Log₂2 is 1. Therefore he can generate intelligence of 1 bit per step. His capability for intelligence is 1 bit per step.

For each step he uses his intelligence resource. When he reaches his goal, he has used up 3 intelligence bits, which is the same as the uncertainty of the environment.

The amount of intelligence required is 3 bits, the uncertainty of the environment. The amount of intelligence used by the agent is 3 bits because there is no loss. Because we are using logarithmic scale, we can just add all them up. If we use number of alternatives as units, then we must use division or multiplication.

Please note that the definitions for quantitative measure of intelligence which is presented is not just unpredictability. In fact it is the ability to generate unpredictable sequences of instructions.

My discussions above assume that we have full access to the knowledge data base and the agent's ability to test alternatives.

What happens if we just observe from outside? If the environment for the goal were very uncertain, then we would observe that the agents generate various alternatives which the observer cannot be certain of.
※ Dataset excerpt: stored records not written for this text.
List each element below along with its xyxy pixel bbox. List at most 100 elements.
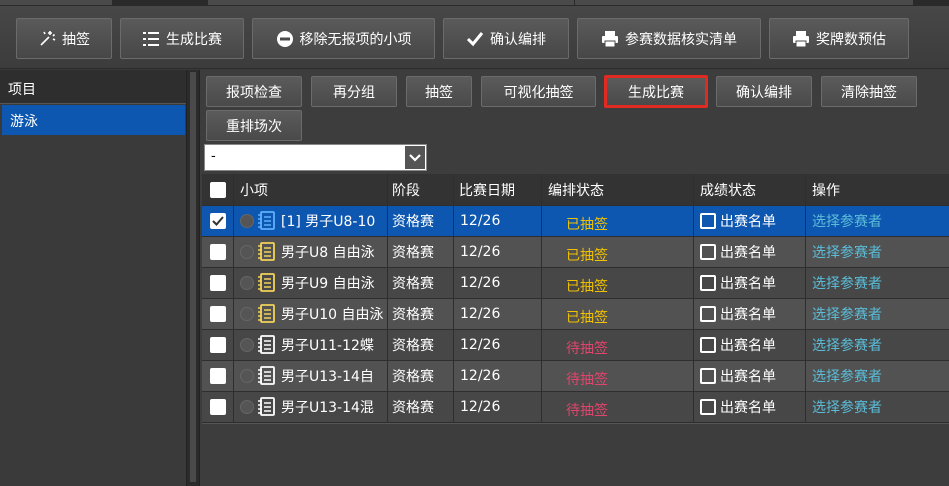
tree-header: 项目 (0, 70, 186, 104)
header-checkbox-cell (202, 174, 234, 205)
check-icon (211, 216, 224, 226)
table-row[interactable]: [1] 男子U8-10 资格赛 12/26 已抽签 出赛名单 选择参赛者 (202, 206, 949, 237)
result-status-cell[interactable]: 出赛名单 (694, 361, 806, 391)
table-header-row: 小项 阶段 比赛日期 编排状态 成绩状态 操作 (202, 174, 949, 206)
row-checkbox[interactable] (209, 368, 226, 384)
schedule-status-cell: 已抽签 (542, 268, 694, 298)
result-status-label: 出赛名单 (720, 400, 776, 416)
table-row[interactable]: 男子U11-12蝶 资格赛 12/26 待抽签 出赛名单 选择参赛者 (202, 330, 949, 361)
result-status-cell[interactable]: 出赛名单 (694, 299, 806, 329)
select-participants-link[interactable]: 选择参赛者 (806, 392, 949, 422)
scrollbar-thumb[interactable] (190, 72, 196, 482)
date-cell: 12/26 (454, 237, 542, 267)
sub-generate-match-button[interactable]: 生成比赛 (604, 75, 708, 108)
schedule-status-cell: 待抽签 (542, 361, 694, 391)
result-status-cell[interactable]: 出赛名单 (694, 206, 806, 236)
row-checkbox-cell (202, 330, 234, 360)
verify-list-button[interactable]: 参赛数据核实清单 (577, 18, 761, 59)
filter-select-value: - (211, 149, 216, 164)
result-status-cell[interactable]: 出赛名单 (694, 392, 806, 422)
sub-draw-button[interactable]: 抽签 (406, 76, 472, 107)
left-panel-scrollbar[interactable] (186, 70, 200, 486)
table-row[interactable]: 男子U13-14混 资格赛 12/26 待抽签 出赛名单 选择参赛者 (202, 392, 949, 423)
row-checkbox[interactable] (209, 244, 226, 260)
table-row[interactable]: 男子U8 自由泳 资格赛 12/26 已抽签 出赛名单 选择参赛者 (202, 237, 949, 268)
row-checkbox[interactable] (209, 399, 226, 415)
table-row[interactable]: 男子U13-14自 资格赛 12/26 待抽签 出赛名单 选择参赛者 (202, 361, 949, 392)
confirm-schedule-button-label: 确认编排 (490, 31, 546, 48)
schedule-panel: 报项检查 再分组 抽签 可视化抽签 生成比赛 确认编排 清除抽签 重排场次 - … (200, 70, 949, 486)
row-checkbox-cell (202, 206, 234, 236)
row-checkbox-cell (202, 299, 234, 329)
header-action: 操作 (812, 182, 840, 199)
notebook-icon (258, 211, 275, 230)
table-row[interactable]: 男子U9 自由泳 资格赛 12/26 已抽签 出赛名单 选择参赛者 (202, 268, 949, 299)
notebook-icon (258, 366, 275, 385)
stage-cell: 资格赛 (388, 361, 454, 391)
select-participants-link[interactable]: 选择参赛者 (806, 268, 949, 298)
stage-cell: 资格赛 (388, 330, 454, 360)
top-tab-segment (444, 0, 574, 5)
date-cell: 12/26 (454, 361, 542, 391)
entry-check-button[interactable]: 报项检查 (206, 76, 302, 107)
minus-circle-icon (276, 30, 293, 47)
printer-icon (602, 30, 618, 47)
top-tab-segment (575, 0, 763, 5)
select-all-checkbox[interactable] (209, 181, 226, 198)
radio-dot-icon (240, 400, 254, 414)
confirm-schedule-button[interactable]: 确认编排 (443, 18, 569, 59)
chevron-down-icon[interactable] (405, 146, 425, 169)
select-participants-link[interactable]: 选择参赛者 (806, 361, 949, 391)
filter-select[interactable]: - (204, 144, 427, 171)
tree-item-swimming[interactable]: 游泳 (2, 105, 185, 135)
result-status-cell[interactable]: 出赛名单 (694, 330, 806, 360)
event-name: 男子U10 自由泳 (281, 307, 384, 323)
event-name: [1] 男子U8-10 (281, 214, 376, 230)
radio-dot-icon (240, 369, 254, 383)
result-status-cell[interactable]: 出赛名单 (694, 237, 806, 267)
stage-cell: 资格赛 (388, 392, 454, 422)
result-status-label: 出赛名单 (720, 214, 776, 230)
radio-dot-icon (240, 245, 254, 259)
event-name: 男子U9 自由泳 (281, 276, 375, 292)
medal-estimate-button[interactable]: 奖牌数预估 (769, 18, 909, 59)
event-cell: 男子U9 自由泳 (234, 268, 388, 298)
stage-cell: 资格赛 (388, 299, 454, 329)
select-participants-link[interactable]: 选择参赛者 (806, 206, 949, 236)
sub-confirm-schedule-button[interactable]: 确认编排 (716, 76, 812, 107)
reschedule-button[interactable]: 重排场次 (206, 110, 302, 141)
event-cell: 男子U10 自由泳 (234, 299, 388, 329)
generate-match-button[interactable]: 生成比赛 (120, 18, 244, 59)
draw-button[interactable]: 抽签 (16, 18, 112, 59)
regroup-button[interactable]: 再分组 (311, 76, 397, 107)
select-participants-link[interactable]: 选择参赛者 (806, 237, 949, 267)
header-event: 小项 (234, 174, 388, 205)
visual-draw-button[interactable]: 可视化抽签 (481, 76, 596, 107)
schedule-status-cell: 待抽签 (542, 392, 694, 422)
select-participants-link[interactable]: 选择参赛者 (806, 330, 949, 360)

If the observer can only have access to one time slice equivalent to the time slice that the agent generates one alternative, then we would have to add the intelligence units measured at each step to come up with a method to measure the total intelligence units consumed by the agent in coming to that goal. What happens if we are capable of observing all 3 steps and get enough samples to decode the goal for each input. We simulate the goal by just using look‑up table. For each input there must be a goal. The size of this lookup table(in bits) depends on the uncertainty of the environment.

So there are 2 methods of achieving the same goal:

1)Generating alternatives for each input step by step which takes longer or

2)Using lookup table which is faster but needs more storage bits.

We can generalize that 1 is using intelligence, 2 is using knowledge.

Expert systems are just interpreters or compilers. The rules are the grammar. The objects are the tokens. A C compiler can be viewed as an expert system with C language syntax as its knowledge database.

If it is not intelligence, what actually it is that we are measuring? What is the relationship between knowledge and this quantity? How do we define the quantitative measure of knowledge?